Teeth that have become weakened due to large restorations or root canals must be reinforced and protected to prevent them from deteriorating further. Teeth are subjected to tremendous forces during normal chewing and are prone to fracture and wear. Crowns are a means of restoring these weakened teeth and protecting them from further damage. There are many types of crowns ranging from gold to porcelain.
Teeth crowning procedure
The patient is given an anaesthetic to numb the region, preventing any discomfort during the procedure. A circumference of about 1.5 mm is "trimmed" from the surface of the tooth. The height of the tooth is also reduced by about 2mm, and then an impression of the tooth is taken using a putty-type material. This is sent to the lab for construction of a custom made crown by a dental technician. In the meantime a temporary restoration is placed on the tooth. The patient then re-presents about 2 weeks later for the insertion and cementation of the final crown. The crown is permanent and does not come off.

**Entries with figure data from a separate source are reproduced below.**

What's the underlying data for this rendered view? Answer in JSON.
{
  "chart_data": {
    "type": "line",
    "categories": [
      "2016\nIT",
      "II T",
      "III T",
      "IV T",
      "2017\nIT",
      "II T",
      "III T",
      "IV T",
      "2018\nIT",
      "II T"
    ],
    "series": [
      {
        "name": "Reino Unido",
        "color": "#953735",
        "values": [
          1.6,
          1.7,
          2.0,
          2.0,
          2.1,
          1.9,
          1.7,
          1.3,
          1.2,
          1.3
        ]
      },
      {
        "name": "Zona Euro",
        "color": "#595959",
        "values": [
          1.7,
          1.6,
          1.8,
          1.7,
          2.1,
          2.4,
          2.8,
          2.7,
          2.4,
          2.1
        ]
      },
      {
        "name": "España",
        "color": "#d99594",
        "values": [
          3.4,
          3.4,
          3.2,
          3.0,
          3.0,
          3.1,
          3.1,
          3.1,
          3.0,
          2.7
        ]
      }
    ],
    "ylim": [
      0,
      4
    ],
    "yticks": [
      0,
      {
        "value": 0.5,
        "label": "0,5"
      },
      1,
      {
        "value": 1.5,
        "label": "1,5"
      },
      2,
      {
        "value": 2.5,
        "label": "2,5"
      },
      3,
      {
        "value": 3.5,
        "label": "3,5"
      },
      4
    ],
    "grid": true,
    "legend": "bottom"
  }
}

After your teeth crowning surgery
The numb feeling wears off the tooth after about 2 hours. The procedure is minimally invasive and the patient can go back to work or normal duties afterwards.
The long term outcome
Crowns do not last forever. They have a life expectancy of about 10 years, and the crown must be kept clean by brushing and flossing as the tooth underneath the crown is still prone to decay.
Teeth crowning risks
The right type of crown must be placed in the correct place in the mouth. Porcelain crowns are placed on front teeth for cosmetic procedures, however back teeth are best restored with gold crowns as these teeth are subjected to great forces during chewing and grinding. An incorrect crown in the wrong place is subject to fracture and failing.